Al respecto, dijo: (...)
“a).
La prueba de referencia es una declaración realizada por fuera del juicio para
probar un hecho relevante del caso. Por la manera como está regulada en el
ordenamiento jurídico colombiano, esta afecta el derecho a la confrontación, ya
que, por regla general, la parte contra la que se ofrece no tiene la
oportunidad de controlar el interrogatorio, contrainterrogar al testigo, entre
otras expresiones de la referida garantía judicial mínima. Por esas razones,
por regla general está proscrita y solo es admisible excepcionalmente,
supeditada a las causales previstas en el artículo 438 de la Ley 906 de 2004.
Además, una sentencia condenatoria no puede basarse exclusivamente en pruebas
de esa índole.
“No
obstante, cuando se trata de manifestaciones realizadas por el acusado por
fuera del proceso y ellas son incorporadas en el juicio, mediante los testigos
que las escucharon o los documentos que las contienen, estas no adquieren la
connotación de prueba de referencia.
“Esto
es así porque cuando es el procesado quien realiza las afirmaciones, no se
anula la facultad de confrontación de la prueba de cargo, ya que siempre podrá
controvertirlas directamente en el juicio. Como lo indicó la Corte[1], este es el fundamento de
instituciones que, como las admisiones probatorias, son propias de la
estructura probatoria del sistema acusatorio.
“b). El artículo 33 de la CN establece que nadie podrá ser obligado a declarar, entre otros, contra sí mismo, garantía que está inescindiblemente ligada al derecho a guardar silencio, pues si el procesado lo ejerce, evita incriminarse. Empero, ello no implica que las manifestaciones previas hechas por el acusado de manera libre y voluntaria ante terceros no puedan ser aducidas y valoradas en el proceso[2].
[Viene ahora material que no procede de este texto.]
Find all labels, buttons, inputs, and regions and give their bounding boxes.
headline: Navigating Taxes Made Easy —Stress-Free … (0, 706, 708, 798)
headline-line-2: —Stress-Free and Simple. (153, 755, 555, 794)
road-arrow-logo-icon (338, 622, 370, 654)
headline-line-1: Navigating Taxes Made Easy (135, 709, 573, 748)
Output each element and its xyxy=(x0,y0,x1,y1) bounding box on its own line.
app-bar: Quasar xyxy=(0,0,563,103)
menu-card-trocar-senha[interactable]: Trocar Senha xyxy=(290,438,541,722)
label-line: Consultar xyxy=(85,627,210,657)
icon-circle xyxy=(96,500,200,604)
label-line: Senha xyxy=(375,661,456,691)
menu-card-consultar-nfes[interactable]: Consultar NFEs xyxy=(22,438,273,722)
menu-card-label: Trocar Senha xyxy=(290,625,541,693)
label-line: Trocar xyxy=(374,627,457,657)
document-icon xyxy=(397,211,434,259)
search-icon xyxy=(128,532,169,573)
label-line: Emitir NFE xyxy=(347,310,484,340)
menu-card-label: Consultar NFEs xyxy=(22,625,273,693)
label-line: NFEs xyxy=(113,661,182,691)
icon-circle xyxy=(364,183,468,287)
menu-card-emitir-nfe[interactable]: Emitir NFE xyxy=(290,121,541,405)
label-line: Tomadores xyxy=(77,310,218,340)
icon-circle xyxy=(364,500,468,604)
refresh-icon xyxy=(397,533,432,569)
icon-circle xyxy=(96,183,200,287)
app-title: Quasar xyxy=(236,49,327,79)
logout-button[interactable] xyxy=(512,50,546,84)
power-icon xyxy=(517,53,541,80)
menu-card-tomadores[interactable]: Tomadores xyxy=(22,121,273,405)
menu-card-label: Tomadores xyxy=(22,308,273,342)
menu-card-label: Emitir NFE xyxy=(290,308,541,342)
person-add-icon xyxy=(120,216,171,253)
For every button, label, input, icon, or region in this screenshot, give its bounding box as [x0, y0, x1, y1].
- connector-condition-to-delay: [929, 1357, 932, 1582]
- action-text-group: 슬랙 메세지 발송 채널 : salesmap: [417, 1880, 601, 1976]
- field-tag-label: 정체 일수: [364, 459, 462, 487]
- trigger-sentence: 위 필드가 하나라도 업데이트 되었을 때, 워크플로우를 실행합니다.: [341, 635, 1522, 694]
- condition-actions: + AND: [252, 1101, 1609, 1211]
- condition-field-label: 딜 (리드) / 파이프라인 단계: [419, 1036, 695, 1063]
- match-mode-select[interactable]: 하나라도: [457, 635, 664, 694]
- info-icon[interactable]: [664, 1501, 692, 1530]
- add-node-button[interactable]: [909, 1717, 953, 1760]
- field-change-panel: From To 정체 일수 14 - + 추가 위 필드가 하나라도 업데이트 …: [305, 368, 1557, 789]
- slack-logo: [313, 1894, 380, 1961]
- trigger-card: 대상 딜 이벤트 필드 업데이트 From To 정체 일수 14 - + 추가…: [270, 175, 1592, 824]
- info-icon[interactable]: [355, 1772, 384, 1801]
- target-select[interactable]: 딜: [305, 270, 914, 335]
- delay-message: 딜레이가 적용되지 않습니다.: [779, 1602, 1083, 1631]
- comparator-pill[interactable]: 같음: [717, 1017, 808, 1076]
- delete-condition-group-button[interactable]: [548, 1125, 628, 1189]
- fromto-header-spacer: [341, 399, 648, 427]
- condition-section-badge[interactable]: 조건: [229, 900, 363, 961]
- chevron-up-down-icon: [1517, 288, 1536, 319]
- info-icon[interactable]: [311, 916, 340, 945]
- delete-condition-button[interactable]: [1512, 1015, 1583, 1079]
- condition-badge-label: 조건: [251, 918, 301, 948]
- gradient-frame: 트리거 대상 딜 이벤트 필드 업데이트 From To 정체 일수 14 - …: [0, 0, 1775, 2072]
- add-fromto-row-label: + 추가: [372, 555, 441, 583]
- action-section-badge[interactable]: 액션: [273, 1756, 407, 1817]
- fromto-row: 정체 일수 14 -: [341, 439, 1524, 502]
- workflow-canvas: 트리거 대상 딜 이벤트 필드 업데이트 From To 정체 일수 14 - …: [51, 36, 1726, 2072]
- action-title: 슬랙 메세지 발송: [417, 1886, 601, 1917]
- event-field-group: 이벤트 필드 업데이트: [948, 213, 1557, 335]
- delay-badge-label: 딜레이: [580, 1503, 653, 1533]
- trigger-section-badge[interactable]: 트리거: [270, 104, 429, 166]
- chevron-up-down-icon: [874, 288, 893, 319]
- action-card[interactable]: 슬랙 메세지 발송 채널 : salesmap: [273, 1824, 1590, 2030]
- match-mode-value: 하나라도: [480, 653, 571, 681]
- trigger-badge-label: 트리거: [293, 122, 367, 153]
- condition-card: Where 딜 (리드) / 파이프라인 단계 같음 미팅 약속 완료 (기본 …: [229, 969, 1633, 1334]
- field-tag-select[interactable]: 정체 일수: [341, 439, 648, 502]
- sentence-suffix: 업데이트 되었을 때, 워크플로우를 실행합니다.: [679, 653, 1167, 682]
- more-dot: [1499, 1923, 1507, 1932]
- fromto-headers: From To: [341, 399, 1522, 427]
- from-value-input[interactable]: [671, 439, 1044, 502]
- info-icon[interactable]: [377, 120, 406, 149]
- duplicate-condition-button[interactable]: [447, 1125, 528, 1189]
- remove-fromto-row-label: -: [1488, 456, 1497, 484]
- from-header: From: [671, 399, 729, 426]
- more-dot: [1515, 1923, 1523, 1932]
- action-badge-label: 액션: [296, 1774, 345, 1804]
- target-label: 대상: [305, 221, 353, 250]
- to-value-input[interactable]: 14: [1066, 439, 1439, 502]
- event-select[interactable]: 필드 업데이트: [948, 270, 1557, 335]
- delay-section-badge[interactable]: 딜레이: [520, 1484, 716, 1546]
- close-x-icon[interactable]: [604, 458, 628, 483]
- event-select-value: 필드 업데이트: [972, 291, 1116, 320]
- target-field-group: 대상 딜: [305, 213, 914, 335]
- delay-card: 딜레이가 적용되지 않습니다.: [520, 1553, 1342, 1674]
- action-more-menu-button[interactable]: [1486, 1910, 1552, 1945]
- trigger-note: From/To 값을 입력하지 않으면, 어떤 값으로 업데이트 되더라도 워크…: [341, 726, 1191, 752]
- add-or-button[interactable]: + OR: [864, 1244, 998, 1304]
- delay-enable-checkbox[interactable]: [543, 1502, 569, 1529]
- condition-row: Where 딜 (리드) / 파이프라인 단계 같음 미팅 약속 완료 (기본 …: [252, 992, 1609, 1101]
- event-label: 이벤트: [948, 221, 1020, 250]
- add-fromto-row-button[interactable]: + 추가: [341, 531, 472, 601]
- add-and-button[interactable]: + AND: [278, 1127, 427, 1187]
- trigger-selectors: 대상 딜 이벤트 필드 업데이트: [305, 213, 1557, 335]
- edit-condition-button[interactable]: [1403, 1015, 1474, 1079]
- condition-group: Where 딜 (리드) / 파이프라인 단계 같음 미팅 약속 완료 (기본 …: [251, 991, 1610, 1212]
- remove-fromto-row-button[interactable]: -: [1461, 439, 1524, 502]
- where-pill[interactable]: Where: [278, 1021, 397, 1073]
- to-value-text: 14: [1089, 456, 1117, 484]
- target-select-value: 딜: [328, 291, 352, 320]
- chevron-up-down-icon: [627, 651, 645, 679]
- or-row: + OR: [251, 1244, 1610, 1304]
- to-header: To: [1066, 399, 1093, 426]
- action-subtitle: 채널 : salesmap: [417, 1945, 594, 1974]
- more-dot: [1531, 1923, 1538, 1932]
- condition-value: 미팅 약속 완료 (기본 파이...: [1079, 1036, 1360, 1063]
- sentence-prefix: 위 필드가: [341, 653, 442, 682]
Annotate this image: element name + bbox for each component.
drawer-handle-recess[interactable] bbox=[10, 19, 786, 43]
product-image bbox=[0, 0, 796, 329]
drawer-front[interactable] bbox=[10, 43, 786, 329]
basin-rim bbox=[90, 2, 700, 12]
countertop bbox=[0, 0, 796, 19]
"Así, en caso de que estas
declaraciones sean hechas por el acusado en el contexto del proceso penal,
lo importante es que el funcionario que las recibe le haya puesto de presente
que le asiste el privilegio contra la autoincriminación[3].
11. En conclusión, para la Corporación es claro que la declaración referida de la acusada no es prueba de referencia; la Fiscalía la descubrió, solicitó e incorporó oportunamente, por lo que la defensa desde la acusación la conoce y, por ende, estuvo en posibilidad de confrontarla y controvertirla. Además, BLPA rindió esa declaración en el proceso de familia, no en el penal. Por estos motivos, la Corporación puede y debe valorar tal prueba”.